5. If the population of the town at the end of 2019 was 21,163, then during 2019, the population increases at the rate of:
   (a) 2%
   (b) 3%
   (c) 3.5% (d) 4%

1. Given,

Population (in 2015) = 20000

r = 4% p.a.

n = 1 year

By formula,

Population in 2016 = $P \times \Big(1 + \dfrac{r}{100}\Big)^n$

Substituting the values in formula,

$\text{Population in 2016 } = 20000 \times \Big(1 + \dfrac{4}{100}\Big)^1 \\[1em] =20000 \times \Big(\dfrac{100 + 4}{100}\Big)^1 \\[1em] =20000 \times \Big(\dfrac{104}{100}\Big)^1 \\[1em] =20000 \times (1.04)\\[1em] =20800.$

Hence, option (a) is correct option.

2. Given,

Population (in 2016) = 20800

r = 5% p.a.

n = 1 year

By formula,

Population in 2017 = $P \times \Big(1 + \dfrac{r}{100}\Big)^n$

Substituting the values in formula,

$\text{Population in 2017} = 20800 \times \Big(1 + \dfrac{5}{100}\Big)^1 \\[1em] =20800 \times \Big(\dfrac{100 + 5}{100}\Big)^1 \\[1em] =20800 \times \Big(\dfrac{105}{100}\Big)^1 \\[1em] =20800 \times (1.05)\\[1em] =21840.$

The difference in population at the end of the years 2017 and 2015 = 21840 - 20000 = 1840.

Hence, option (d) is correct option.

3. Given,

Population (in 2017) = 21840

r (decrease) = 5% p.a.

n = 1 year

By formula,

Population in 2018 = $P \times \Big(1 - \dfrac{r}{100}\Big)^n$

Substituting the values in formula,

$\text{Population in 2018}=21840 \times \Big(1 - \dfrac{5}{100}\Big)^1 \\[1em] =21840 \times \Big(\dfrac{100 - 5}{100}\Big)^1 \\[1em] =21840 \times \Big(\dfrac{95}{100}\Big)^1 \\[1em] =21840 \times (0.95)\\[1em] =20748.$

Hence, option (c) is correct option.

4. Given,

P = ₹ 20,000

r₁ = 4%

r₂ = 5%

r₃ = 5% (decrease)

By formula,

Population at the end = $P \times \Big(1 + \dfrac{r$1}{100}\Big) \times \Big(1 + \dfrac{r2}{100}\Big) \times \Big(1 - \dfrac{r_3}{100}\Big)
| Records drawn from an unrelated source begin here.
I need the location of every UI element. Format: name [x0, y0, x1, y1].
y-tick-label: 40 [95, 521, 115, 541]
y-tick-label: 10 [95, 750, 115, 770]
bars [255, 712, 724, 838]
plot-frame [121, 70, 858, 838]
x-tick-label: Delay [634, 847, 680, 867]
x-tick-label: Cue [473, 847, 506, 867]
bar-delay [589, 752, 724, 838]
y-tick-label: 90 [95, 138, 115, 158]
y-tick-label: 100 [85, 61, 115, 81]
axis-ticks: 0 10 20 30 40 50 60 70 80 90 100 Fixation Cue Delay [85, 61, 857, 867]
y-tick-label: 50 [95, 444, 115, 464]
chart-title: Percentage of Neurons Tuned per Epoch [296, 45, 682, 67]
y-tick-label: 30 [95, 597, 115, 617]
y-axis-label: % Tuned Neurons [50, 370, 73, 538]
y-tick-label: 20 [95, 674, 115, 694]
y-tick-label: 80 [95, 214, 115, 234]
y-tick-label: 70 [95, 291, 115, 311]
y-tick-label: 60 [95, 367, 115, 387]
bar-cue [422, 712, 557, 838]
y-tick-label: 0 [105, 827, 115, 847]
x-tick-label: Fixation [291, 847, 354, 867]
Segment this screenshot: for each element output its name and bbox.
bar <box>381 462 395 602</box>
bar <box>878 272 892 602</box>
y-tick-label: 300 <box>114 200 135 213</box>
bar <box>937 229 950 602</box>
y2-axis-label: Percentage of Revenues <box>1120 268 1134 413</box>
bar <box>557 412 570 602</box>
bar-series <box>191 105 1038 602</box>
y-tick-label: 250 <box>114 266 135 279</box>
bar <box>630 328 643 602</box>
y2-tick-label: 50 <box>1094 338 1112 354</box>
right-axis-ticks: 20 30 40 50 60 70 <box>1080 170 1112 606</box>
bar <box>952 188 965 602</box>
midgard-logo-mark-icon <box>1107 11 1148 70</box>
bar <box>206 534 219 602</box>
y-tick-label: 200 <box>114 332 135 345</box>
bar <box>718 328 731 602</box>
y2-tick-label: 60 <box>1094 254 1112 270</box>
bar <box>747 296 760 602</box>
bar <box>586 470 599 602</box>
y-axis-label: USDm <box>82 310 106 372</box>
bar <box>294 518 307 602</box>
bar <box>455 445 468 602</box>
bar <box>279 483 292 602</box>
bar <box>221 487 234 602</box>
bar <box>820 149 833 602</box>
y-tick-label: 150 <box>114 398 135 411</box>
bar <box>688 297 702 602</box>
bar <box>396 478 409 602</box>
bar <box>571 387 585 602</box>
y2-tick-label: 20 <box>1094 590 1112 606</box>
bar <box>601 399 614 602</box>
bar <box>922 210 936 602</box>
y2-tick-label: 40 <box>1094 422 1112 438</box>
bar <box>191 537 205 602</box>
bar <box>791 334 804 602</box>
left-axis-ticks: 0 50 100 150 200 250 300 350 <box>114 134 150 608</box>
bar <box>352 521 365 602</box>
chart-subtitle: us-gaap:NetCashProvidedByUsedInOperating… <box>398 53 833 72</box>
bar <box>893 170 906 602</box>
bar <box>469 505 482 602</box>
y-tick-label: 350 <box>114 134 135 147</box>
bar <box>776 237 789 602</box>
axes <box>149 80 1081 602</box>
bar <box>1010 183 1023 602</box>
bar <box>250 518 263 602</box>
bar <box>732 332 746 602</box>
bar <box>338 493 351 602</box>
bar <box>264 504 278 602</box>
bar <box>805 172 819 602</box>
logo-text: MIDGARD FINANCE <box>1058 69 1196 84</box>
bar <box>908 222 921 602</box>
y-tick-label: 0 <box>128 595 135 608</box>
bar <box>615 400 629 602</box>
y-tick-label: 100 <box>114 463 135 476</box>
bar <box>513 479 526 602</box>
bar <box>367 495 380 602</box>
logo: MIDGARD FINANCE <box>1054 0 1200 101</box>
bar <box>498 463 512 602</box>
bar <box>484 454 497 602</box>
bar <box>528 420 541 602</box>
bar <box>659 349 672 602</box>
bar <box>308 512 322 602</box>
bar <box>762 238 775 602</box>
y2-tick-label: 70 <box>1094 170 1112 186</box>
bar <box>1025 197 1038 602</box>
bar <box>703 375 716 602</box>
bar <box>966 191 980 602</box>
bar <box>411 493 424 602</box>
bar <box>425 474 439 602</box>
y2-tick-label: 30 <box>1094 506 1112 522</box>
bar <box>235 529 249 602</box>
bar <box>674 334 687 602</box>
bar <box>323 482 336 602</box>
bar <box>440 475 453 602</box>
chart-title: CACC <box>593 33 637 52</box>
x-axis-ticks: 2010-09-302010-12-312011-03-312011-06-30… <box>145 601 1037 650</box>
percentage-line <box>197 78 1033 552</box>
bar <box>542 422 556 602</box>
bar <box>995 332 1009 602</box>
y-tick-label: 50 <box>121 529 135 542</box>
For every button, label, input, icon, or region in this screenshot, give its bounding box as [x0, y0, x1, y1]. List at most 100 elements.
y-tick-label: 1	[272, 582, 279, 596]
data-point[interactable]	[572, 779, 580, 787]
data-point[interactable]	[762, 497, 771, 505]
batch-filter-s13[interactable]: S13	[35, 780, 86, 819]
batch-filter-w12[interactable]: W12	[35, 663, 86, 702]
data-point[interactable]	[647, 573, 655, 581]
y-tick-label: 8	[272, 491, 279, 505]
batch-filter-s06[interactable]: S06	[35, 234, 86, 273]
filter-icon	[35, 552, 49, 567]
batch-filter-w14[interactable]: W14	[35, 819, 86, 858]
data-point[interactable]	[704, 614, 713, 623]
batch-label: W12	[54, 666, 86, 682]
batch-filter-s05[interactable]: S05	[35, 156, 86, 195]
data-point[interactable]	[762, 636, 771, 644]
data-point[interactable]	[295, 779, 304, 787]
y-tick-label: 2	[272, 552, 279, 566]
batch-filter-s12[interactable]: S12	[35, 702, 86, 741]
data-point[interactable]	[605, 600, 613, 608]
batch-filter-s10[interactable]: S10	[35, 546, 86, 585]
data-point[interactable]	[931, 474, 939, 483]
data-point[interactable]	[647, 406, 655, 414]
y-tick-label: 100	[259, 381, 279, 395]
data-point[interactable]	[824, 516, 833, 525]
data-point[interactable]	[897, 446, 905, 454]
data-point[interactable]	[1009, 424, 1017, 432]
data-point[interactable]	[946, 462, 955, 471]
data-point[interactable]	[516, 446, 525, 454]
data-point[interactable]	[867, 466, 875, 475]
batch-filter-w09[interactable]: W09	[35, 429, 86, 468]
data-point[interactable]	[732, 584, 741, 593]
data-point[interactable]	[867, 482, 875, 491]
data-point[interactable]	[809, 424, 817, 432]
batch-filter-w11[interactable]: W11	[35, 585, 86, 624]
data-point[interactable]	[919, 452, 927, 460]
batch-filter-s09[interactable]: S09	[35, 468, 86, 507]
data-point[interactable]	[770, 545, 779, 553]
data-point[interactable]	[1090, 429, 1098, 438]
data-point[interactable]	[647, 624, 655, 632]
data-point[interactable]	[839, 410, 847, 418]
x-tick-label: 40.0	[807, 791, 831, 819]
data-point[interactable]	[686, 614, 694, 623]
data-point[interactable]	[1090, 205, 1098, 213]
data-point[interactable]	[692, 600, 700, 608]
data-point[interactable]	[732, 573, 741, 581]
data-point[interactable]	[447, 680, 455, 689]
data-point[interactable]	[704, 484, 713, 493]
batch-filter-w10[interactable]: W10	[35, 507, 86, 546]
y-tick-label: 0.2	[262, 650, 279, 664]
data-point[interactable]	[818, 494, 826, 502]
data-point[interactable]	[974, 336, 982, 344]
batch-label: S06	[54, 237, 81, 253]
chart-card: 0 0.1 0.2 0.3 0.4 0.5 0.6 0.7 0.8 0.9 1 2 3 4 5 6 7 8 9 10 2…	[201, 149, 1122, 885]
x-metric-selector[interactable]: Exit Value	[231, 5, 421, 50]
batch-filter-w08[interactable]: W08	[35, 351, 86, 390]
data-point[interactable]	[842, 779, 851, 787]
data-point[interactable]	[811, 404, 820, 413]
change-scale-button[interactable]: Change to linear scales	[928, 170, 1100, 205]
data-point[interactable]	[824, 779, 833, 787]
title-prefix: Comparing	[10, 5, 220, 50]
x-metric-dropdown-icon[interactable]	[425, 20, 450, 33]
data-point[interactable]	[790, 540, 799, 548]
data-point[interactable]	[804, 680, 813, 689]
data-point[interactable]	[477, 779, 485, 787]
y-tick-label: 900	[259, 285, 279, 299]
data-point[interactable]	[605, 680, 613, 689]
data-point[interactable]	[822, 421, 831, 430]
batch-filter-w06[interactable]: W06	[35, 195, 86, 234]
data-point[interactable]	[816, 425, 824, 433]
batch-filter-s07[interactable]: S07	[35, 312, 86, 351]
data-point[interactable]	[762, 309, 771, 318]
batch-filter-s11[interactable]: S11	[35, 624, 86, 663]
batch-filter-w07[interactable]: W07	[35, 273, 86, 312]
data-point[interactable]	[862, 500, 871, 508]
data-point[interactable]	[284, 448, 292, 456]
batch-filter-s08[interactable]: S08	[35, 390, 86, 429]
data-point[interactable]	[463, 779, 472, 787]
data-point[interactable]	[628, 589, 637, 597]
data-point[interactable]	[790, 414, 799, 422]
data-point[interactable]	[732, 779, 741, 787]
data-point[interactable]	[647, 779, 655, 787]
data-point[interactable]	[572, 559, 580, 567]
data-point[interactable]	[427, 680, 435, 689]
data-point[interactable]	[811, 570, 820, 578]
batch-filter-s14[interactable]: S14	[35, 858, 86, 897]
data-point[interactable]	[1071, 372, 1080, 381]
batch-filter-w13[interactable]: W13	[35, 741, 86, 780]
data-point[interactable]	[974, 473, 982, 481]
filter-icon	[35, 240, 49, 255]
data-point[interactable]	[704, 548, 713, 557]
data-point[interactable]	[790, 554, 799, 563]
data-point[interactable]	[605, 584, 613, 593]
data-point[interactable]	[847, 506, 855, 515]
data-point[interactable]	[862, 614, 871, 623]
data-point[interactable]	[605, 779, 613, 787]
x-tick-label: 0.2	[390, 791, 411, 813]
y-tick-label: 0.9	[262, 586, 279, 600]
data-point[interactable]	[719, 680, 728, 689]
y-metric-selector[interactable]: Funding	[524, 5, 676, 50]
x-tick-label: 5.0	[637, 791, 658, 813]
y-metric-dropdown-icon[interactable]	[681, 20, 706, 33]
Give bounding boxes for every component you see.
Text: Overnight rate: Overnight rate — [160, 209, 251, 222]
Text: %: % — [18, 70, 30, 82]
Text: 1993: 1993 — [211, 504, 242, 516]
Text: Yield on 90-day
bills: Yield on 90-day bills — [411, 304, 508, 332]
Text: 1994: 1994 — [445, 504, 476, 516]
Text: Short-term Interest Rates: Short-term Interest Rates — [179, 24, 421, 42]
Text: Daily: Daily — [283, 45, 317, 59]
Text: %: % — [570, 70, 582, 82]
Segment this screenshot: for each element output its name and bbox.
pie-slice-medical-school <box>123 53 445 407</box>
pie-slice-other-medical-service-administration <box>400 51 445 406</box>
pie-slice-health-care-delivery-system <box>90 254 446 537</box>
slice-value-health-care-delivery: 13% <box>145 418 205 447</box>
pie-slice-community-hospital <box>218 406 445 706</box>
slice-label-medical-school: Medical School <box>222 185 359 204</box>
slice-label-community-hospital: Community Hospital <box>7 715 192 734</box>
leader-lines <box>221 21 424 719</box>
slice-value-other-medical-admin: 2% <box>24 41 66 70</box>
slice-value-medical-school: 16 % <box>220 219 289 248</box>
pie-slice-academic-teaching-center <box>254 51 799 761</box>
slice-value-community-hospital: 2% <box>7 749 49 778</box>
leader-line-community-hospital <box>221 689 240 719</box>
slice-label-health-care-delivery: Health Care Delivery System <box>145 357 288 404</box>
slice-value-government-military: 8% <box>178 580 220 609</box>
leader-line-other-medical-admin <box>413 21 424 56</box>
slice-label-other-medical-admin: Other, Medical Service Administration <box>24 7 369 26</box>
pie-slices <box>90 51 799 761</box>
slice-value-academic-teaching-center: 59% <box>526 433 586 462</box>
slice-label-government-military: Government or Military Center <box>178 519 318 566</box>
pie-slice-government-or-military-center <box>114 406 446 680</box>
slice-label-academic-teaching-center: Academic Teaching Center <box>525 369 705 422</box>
Substituting the values in formula,

$\Rightarrow \text{Population at the end of year 2018} = 20000 \times \Big(1 + \dfrac{4}{100}\Big) \times \Big(1 + \dfrac{5}{100}\Big) \times \Big(1 - \dfrac{5}{100}\Big) \\[1em] = 20000 \times \Big(\dfrac{100 + 4}{100}\Big) \times \Big(\dfrac{100 + 5}{100}\Big) \times \Big(\dfrac{100 - 5}{100}\Big) \\[1em] = 20000 \times \Big(\dfrac{104}{100}\Big) \times \Big(\dfrac{105}{100}\Big) \times \Big(\dfrac{95}{100}\Big)$

Hence, option (b) is correct option.

5. Given,

A (population in 2019) = 21,163

P (population in 2018) = 20,748

n = 1 year

By formula,

A = $P \times \Big(1 + \dfrac{r}{100}\Big)^n$

Substituting the values in formula,

$\Rightarrow 21163 = 20748 \times \Big(1 + \dfrac{R}{100}\Big)^1 \\[1em] \Rightarrow \dfrac{21163}{20748} = \Big(1 + \dfrac{R}{100}\Big)^1 \\[1em] \Rightarrow 1.02 = \Big(1 + \dfrac{R}{100}\Big)^1 \\[1em] \Rightarrow 1.02 - 1 = (\dfrac{R}{100}) \\[1em] \Rightarrow 0.02 = (\dfrac{R}{100}) \\[1em] \Rightarrow 0.02 \times 100 = R \\[1em] \Rightarrow R = 2\%$

Hence, option (a) is correct option.